The visit with Ernest McGee ended cordially enough, with John and Jack thanking him graciously for his time and trouble, and Ernest agreeing, somewhat reluctantly, to meet with them again. The revelation that Hank Morgan had been Elijah McGee's teacher was too significant not to share with the others-but they did not yet know enough about this family of mapmakers to speak of it openly in front of them.
Lauren saw them to the door, pausing a moment longer than was needed to say good-bye to Edmund, who was returning with them to Franklin's house.
"I still have some work to do," he explained. "I was supposed to finish earlier, but it was too good a day to waste being indoors, and not flying kites."
At Franklin's door, they found Theo waiting for them outside. He asked to speak with Jack privately, and so John and Edmund went inside, leaving the others to talk.
"I have felt our enemy," Theo said quietly. "The Echthros followed us through the door. It's here, with us, now."
Jack looked around, his hackles rising with panic. "Here? On Craven Street?"
Theo nodded. "I have felt its presence at the edges of my mind since we arrived, but I have only just decided that it was a certainty."
"Is it going to attack us like it did the ship?" Jack asked, scanning the sky above, which was sparsely dotted with clouds. "Or will it attack us more directly?"
"The Echthroi corrupt and subvert," he replied. "This one's goal was to stop us, and at the Frontier that meant stopping the ship. At Paralon it tried to summon its allies. Here I do not yet know what it intends-but we must be alert."

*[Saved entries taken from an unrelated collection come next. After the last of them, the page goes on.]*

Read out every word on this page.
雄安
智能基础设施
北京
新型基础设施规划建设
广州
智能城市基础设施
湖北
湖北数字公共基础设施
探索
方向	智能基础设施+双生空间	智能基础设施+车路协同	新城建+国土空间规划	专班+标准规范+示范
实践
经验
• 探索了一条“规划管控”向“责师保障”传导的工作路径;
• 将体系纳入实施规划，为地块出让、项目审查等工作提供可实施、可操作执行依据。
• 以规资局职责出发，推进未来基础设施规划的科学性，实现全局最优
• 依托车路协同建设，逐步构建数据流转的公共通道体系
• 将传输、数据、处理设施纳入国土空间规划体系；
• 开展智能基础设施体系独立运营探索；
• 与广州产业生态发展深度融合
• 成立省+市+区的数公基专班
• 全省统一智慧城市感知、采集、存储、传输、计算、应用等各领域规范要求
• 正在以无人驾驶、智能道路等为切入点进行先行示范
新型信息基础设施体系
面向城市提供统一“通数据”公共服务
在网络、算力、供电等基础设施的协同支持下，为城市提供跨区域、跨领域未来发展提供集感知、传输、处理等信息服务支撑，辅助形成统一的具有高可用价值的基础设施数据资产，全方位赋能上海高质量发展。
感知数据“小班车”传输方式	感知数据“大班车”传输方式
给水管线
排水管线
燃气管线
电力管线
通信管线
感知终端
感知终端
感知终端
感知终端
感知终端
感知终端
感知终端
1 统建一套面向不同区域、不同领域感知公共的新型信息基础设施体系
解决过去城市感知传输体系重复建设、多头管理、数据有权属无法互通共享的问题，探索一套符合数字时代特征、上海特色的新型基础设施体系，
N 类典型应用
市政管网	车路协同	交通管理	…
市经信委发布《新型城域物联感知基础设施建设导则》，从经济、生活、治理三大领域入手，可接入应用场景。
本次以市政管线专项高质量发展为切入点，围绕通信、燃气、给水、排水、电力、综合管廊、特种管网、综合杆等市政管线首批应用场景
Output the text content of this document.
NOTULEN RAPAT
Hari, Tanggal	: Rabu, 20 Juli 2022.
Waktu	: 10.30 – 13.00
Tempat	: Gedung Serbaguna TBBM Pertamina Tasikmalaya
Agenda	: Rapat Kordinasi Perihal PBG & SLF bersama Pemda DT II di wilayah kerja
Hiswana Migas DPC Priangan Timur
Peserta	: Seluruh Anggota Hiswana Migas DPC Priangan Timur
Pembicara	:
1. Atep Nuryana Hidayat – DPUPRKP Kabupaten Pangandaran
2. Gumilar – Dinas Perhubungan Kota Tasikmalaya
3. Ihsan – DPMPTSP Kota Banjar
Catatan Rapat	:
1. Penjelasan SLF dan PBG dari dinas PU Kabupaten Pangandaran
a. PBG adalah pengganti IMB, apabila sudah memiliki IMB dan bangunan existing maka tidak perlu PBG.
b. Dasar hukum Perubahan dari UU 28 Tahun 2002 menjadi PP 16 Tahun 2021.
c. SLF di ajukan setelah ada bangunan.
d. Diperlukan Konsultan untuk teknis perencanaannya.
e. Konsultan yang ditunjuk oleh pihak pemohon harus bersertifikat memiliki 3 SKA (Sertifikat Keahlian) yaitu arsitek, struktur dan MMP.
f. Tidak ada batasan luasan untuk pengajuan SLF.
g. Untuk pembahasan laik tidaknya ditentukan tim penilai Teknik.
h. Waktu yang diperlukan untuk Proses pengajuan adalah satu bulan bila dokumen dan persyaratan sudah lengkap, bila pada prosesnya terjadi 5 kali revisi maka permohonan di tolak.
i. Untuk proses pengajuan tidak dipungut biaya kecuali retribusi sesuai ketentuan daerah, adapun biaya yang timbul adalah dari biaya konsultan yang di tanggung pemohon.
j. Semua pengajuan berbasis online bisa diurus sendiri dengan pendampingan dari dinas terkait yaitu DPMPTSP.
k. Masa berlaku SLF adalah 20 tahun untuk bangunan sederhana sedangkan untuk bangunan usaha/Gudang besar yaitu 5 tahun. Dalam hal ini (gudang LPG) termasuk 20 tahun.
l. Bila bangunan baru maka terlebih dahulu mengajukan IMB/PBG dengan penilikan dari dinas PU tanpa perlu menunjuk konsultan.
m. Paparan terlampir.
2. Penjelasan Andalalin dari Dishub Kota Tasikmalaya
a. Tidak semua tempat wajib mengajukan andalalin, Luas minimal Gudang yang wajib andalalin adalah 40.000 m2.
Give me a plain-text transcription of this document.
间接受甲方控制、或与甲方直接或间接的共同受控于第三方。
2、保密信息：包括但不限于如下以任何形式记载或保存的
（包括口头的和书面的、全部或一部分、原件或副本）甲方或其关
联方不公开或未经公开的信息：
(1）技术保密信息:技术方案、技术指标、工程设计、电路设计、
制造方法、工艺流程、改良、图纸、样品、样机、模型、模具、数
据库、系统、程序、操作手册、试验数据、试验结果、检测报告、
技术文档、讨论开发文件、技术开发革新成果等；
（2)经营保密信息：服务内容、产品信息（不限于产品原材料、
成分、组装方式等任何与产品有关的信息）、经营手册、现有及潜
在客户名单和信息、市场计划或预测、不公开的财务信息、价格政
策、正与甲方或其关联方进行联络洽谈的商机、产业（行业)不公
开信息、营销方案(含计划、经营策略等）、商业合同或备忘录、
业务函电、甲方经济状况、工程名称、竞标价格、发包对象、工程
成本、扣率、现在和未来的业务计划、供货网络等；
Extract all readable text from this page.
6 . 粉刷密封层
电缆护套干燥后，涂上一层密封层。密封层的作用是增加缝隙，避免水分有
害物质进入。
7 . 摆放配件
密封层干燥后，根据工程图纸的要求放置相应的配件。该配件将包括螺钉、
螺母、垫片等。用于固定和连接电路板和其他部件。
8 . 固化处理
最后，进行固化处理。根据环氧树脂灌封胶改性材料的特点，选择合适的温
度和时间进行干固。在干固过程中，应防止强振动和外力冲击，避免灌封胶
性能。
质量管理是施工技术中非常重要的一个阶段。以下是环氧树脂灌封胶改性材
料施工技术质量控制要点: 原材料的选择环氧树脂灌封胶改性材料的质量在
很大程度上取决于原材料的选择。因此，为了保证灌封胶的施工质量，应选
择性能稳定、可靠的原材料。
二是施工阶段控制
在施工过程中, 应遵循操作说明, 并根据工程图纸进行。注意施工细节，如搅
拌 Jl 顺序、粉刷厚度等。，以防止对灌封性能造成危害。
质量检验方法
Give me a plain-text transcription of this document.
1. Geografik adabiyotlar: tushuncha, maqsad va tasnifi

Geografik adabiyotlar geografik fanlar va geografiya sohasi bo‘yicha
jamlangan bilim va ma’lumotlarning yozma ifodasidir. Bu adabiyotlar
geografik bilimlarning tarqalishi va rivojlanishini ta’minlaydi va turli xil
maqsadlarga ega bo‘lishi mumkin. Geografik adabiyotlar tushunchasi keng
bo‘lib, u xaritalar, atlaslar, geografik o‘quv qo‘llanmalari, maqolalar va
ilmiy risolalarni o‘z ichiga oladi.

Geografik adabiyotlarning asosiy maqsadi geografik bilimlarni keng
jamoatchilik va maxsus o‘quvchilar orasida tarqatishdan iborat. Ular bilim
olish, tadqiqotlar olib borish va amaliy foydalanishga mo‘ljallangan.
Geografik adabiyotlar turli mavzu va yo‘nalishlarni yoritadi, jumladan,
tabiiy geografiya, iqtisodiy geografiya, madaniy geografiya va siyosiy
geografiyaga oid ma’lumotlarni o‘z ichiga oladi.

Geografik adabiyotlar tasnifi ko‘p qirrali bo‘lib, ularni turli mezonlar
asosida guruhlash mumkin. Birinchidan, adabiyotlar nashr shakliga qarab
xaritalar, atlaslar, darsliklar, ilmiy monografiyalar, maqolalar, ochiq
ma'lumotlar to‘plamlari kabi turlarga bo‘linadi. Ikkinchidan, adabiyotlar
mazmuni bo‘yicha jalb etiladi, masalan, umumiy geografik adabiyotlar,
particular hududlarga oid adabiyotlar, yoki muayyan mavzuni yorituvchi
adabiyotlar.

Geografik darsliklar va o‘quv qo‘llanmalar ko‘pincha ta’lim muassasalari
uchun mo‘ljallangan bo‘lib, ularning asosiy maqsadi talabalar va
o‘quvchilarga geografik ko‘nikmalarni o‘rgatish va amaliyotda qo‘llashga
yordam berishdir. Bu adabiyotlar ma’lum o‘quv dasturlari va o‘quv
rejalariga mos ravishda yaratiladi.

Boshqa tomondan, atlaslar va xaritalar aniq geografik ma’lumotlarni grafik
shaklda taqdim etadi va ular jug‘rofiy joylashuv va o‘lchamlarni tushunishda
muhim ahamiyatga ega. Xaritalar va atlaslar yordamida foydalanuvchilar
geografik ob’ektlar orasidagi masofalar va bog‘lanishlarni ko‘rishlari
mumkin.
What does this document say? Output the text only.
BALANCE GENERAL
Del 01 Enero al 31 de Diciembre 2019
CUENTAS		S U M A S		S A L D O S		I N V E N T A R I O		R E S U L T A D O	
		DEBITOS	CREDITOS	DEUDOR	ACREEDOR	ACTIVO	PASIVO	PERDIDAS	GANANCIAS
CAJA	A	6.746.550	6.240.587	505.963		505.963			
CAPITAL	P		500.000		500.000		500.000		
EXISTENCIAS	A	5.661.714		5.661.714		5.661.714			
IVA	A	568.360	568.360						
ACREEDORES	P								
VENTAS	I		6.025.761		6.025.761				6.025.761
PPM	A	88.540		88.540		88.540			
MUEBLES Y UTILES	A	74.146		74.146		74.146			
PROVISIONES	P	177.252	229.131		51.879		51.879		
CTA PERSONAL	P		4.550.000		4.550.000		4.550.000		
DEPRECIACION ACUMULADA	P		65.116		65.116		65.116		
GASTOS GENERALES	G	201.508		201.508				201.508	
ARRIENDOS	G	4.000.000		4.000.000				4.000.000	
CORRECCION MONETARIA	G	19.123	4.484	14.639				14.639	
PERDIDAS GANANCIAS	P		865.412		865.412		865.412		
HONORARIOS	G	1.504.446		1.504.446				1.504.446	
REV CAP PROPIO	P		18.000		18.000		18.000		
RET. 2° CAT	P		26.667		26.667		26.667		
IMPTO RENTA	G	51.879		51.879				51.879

"Could it be the star?" Jack suggested. "Rao? The animals said it had become a Lloigor."
"No," Theo said. "Not the Lloigor from the Archipelago. The Echthros-the same that has followed us all along."
"Should we discuss it with the others?" asked Jack. "Warn them?"
"No, not yet," Theo replied. "The Echthros can take any shape, appear to be anyone. It may have already done so."
"Great," Jack groaned. "So how do I know you aren't the Echthroi-Echthros?"
"If I were, you would already be dead."
"If we do discover our enemy, what then?"
"I have a way to control it," Theo replied, "so that we may escape."
"Escape to where? We've been in the Archipelago, and we've gone back in time. Where else can we go?"
The End of Time pondered this. "You are right," he admitted. "We can't hide. So we must be successful, or perish."
The night passed uneventfully, which was a blessing to the companions, who had had more than enough of commotion and chaos in the last few days. Better than just settling in, the animals had proved to be amazingly compatible with Doctor Franklin and had, in a single evening, reorganized his entire library.
"I can't find a single thing!" Franklin said, beaming. "It's glorious."
He was a gracious host and had asked Edmund for the loan of the McGee's maid to help prepare breakfast. The flapjacks went over extremely well with everyone, as did the fresh bread and fruit, but there was a minor diplomatic incident when Lauren lifted the cover on a platter of sliced ham.
The foxes were all for it, but the hedgehogs threw a fit and threatened to have a public protest. It didn't help matters when the ferret started quoting a book on cross-species ethics that had been written by Fred's grandfather.
Eventually everything settled back to a dull roar, and the animals went back to work while the others set about planning their day.